Here's a list of the Chapters (I'm not going to get sued for that right?):
Philosophy of education
Behaviourism
Cognitivism
Constructivism
Social Learning
Cultural Learning
Intelligence
Life course development
Adult learning
Values
Motivation
The learning body
Languages and learning
Experiential and competency-based learning
Blended learning
The future
As you can see it covers quite a lot of stuff. The first chapter describes Educational Philosophy and covers ideas such as Empiricism and Socratic dialog. I enjoyed reading this chapter quite closely as I hadn't thought philosophically about education in a rigorous way before.
"Even in distance or online learning contexts, it is important to create a learning environment that allows for the possibility of multiple interpretations in order to guide learners towards a better understanding of concepts."
I liked the quote but asked if it was relevant to Mathematics, is there room for interpretation in the meaning of a theorem?
+Theron Hitchman responded by saying that in fact he often discussed the interpretation of everything in class, including theorems (Theron, I apologise for paraphrasing you). I thought that was pretty cool as it must be an immediate way to gain feedback as to the understanding of theorems (not just their proofs).

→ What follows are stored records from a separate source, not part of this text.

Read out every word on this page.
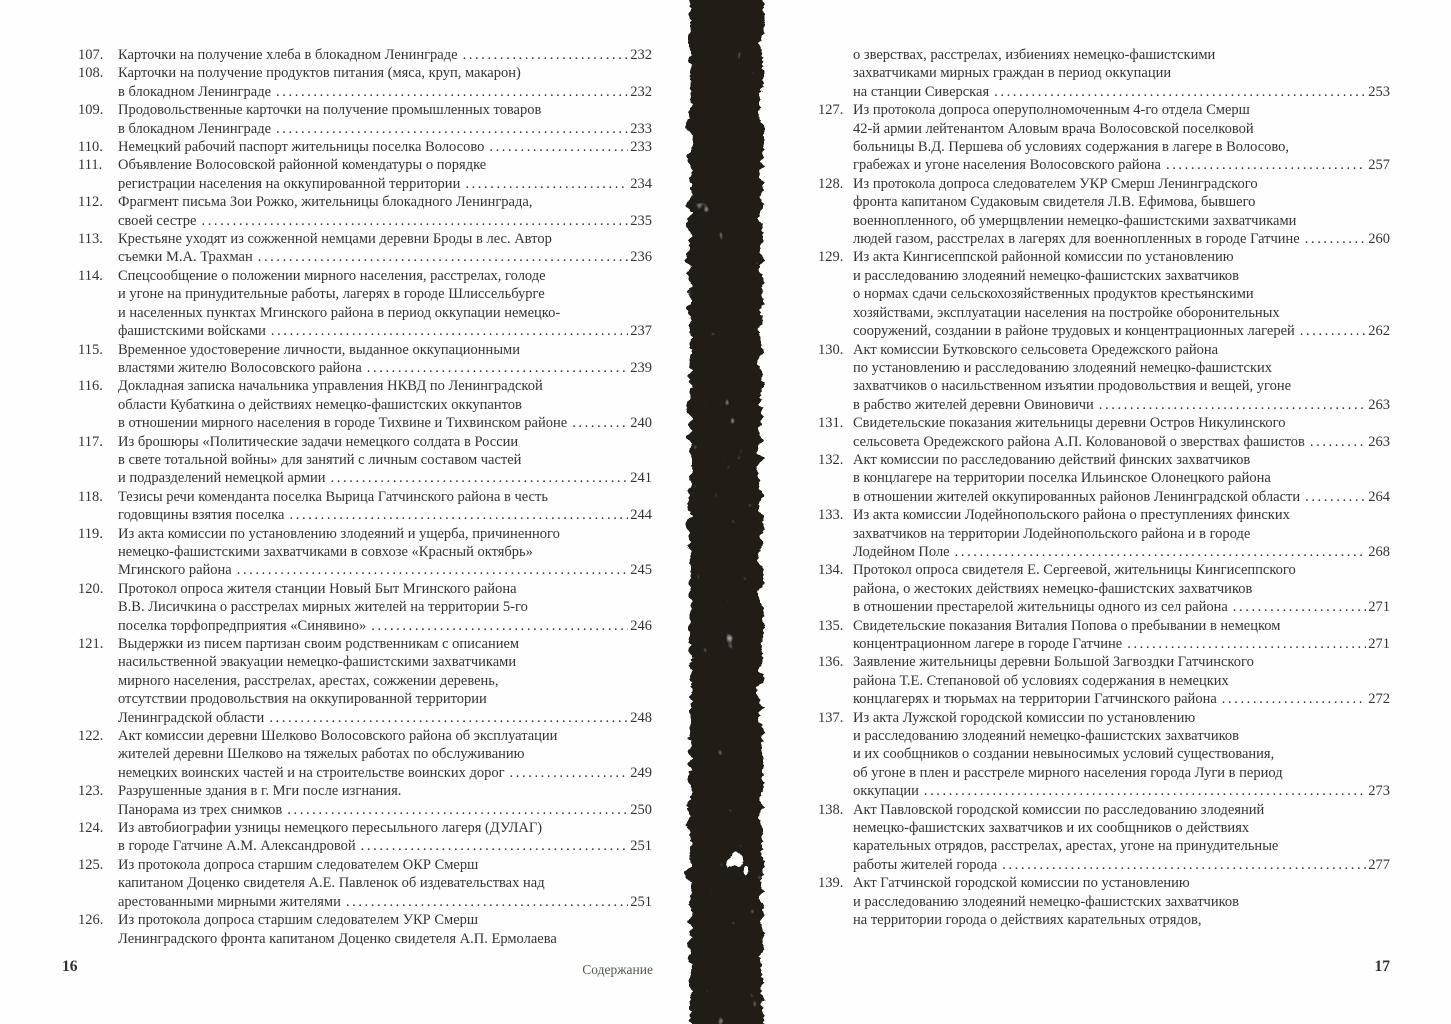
107.	Карточки на получение хлеба в блокадном Ленинграде .....	232
108.	Карточки на получение продуктов питания (мяса, круп, макарон)
в блокадном Ленинграде .....	232
109.	Продовольственные карточки на получение промышленных товаров
в блокадном Ленинграде .....	233
110.	Немецкий рабочий паспорт жительницы поселка Волосово .....	233
111.	Объявление Волосовской районной комендатуры о порядке
регистрации населения на оккупированной территории .....	234
112.	Фрагмент письма Зои Рожко, жительницы блокадного Ленинграда,
своей сестре .....	235
113.	Крестьяне уходят из сожженной немцами деревни Броды в лес. Автор
съемки М.А. Трахман .....	236
114.	Спецсообщение о положении мирного населения, расстрелах, голоде
и угоне на принудительные работы, лагерях в городе Шлиссельбурге
и населенных пунктах Мгинского района в период оккупации немецко-
фашистскими войсками .....	237
115.	Временное удостоверение личности, выданное оккупационными
властями жителю Волосовского района .....	239
116.	Докладная записка начальника управления НКВД по Ленинградской
области Кубаткина о действиях немецко-фашистских оккупантов
в отношении мирного населения в городе Тихвине и Тихвинском районе .....	240
117.	Из брошюры «Политические задачи немецкого солдата в России
в свете тотальной войны» для занятий с личным составом частей
и подразделений немецкой армии .....	241
118.	Тезисы речи коменданта поселка Вырица Гатчинского района в честь
годовщины взятия поселка .....	244
119.	Из акта комиссии по установлению злодеяний и ущерба, причиненного
немецко-фашистскими захватчиками в совхозе «Красный октябрь»
Мгинского района .....	245
120.	Протокол опроса жителя станции Новый Быт Мгинского района
В.В. Лисичкина о расстрелах мирных жителей на территории 5-го
поселка торфопредприятия «Синявино» .....	246
121.	Выдержки из писем партизан своим родственникам с описанием
насильственной эвакуации немецко-фашистскими захватчиками
мирного населения, расстрелах, арестах, сожжении деревень,
отсутствии продовольствия на оккупированной территории
Ленинградской области .....	248
122.	Акт комиссии деревни Шелково Волосовского района об эксплуатации
жителей деревни Шелково на тяжелых работах по обслуживанию
немецких воинских частей и на строительстве воинских дорог .....	249
123.	Разрушенные здания в г. Мги после изгнания.
Панорама из трех снимков .....	250
124.	Из автобиографии узницы немецкого пересыльного лагеря (ДУЛАГ)
в городе Гатчине А.М. Александровой .....	251
125.	Из протокола допроса старшим следователем ОКР Смерш
капитаном Доценко свидетеля А.Е. Павленок об издевательствах над
арестованными мирными жителями .....	251
126.	Из протокола допроса старшим следователем УКР Смерш
Ленинградского фронта капитаном Доценко свидетеля А.П. Ермолаева
о зверствах, расстрелах, избиениях немецко-фашистскими
захватчиками мирных граждан в период оккупации
на станции Сиверская .....	253
127. Из протокола допроса оперуполномоченным 4-го отдела Смерш
42-й армии лейтенантом Аловым врача Волосовской поселковой
больницы В.Д. Першева об условиях содержания в лагере в Волосово,
грабежах и угоне населения Волосовского района .....	257
128. Из протокола допроса следователем УКР Смерш Ленинградского
фронта капитаном Судаковым свидетеля Л.В. Ефимова, бывшего
военнопленного, об умерщвлении немецко-фашистскими захватчиками
людей газом, расстрелах в лагерях для военнопленных в городе Гатчине .....	260
129. Из акта Кингисеппской районной комиссии по установлению
и расследованию злодеяний немецко-фашистских захватчиков
о нормах сдачи сельскохозяйственных продуктов крестьянскими
хозяйствами, эксплуатации населения на постройке оборонительных
сооружений, создании в районе трудовых и концентрационных лагерей .....	262
130. Акт комиссии Бутковского сельсовета Оредежского района
по установлению и расследованию злодеяний немецко-фашистских
захватчиков о насильственном изъятии продовольствия и вещей, угоне
в рабство жителей деревни Овиновичи .....	263
131. Свидетельские показания жительницы деревни Остров Никулинского
сельсовета Оредежского района А.П. Коловановой о зверствах фашистов .....	263
132. Акт комиссии по расследованию действий финских захватчиков
в концлагере на территории поселка Ильинское Олонецкого района
в отношении жителей оккупированных районов Ленинградской области .....	264
133. Из акта комиссии Лодейнопольского района о преступлениях финских
захватчиков на территории Лодейнопольского района и в городе
Лодейном Поле .....	268
134. Протокол опроса свидетеля Е. Сергеевой, жительницы Кингисеппского
района, о жестоких действиях немецко-фашистских захватчиков
в отношении престарелой жительницы одного из сел района .....	271
135. Свидетельские показания Виталия Попова о пребывании в немецком
концентрационном лагере в городе Гатчине .....	271
136. Заявление жительницы деревни Большой Загвоздки Гатчинского
района Т.Е. Степановой об условиях содержания в немецких
концлагерях и тюрьмах на территории Гатчинского района .....	272
137. Из акта Лужской городской комиссии по установлению
и расследованию злодеяний немецко-фашистских захватчиков
и их сообщников о создании невыносимых условий существования,
об угоне в плен и расстреле мирного населения города Луги в период
оккупации .....	273
138. Акт Павловской городской комиссии по расследованию злодеяний
немецко-фашистских захватчиков и их сообщников о действиях
карательных отрядов, расстрелах, арестах, угоне на принудительные
работы жителей города .....	277
139. Акт Гатчинской городской комиссии по установлению
и расследованию злодеяний немецко-фашистских захватчиков
на территории города о действиях карательных отрядов,
16	Содержание	17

I've read the first 4 chapters pretty closely and there are some great things in there. In particular I think it's helped me identify myself as a Social Constructivist and I like the idea of a Zone of Proximal Development described by Vygotsky.
I've actually attempted (with quite a low level of confidence) to "summarise" the first 4 chapters in the following picture:
There's obviously far too much in this book for me to review it in further details but other chapters I though were interesting included the blended learning chapter which talks about the use of technology in the classroom (although most of the stuff in there is pretty basic I feel). The final chapter talks about what the Teacher of the future "will be". I won't say anymore but I'll just put down one quote that I thought was awesome:
"If knowledge can be accessed in a multiplicity of ways, then learners will choose teachers for their ability to engage, both with the knowledge and the learning. It will require a different set of aptitudes from the teacher, requiring artistry rather than a set of technical skills. Teachers will have a role in motivating learners through personal coaching, and in scaffolding support learners in their personal projects. Teachers will be freed from knowledge transmission or duplication, to act as critical friends and guides for learners."
Conclusion
I think this book really is great. Lots of stuff in there looking at various aspect of teaching and learning. Further more each chapter has a bunch of other references which prove the book to be a great reference text to have on my bookshelf (shame that there's no kindle edition...).
Here's my "PCUTL Mark" out of 10 which I'm using to say how useful this piece of literature is to me in the scheme of my pcutl portfolio (so it's not meant as a reflection of the quality of the paper which is subjective):
PCUTL Mark: 9 (As far as utility to my portfolio is concerned, I doubt I'll find more useful as I need to specifically consider various pedagogic models which are all nicely explained in this book.).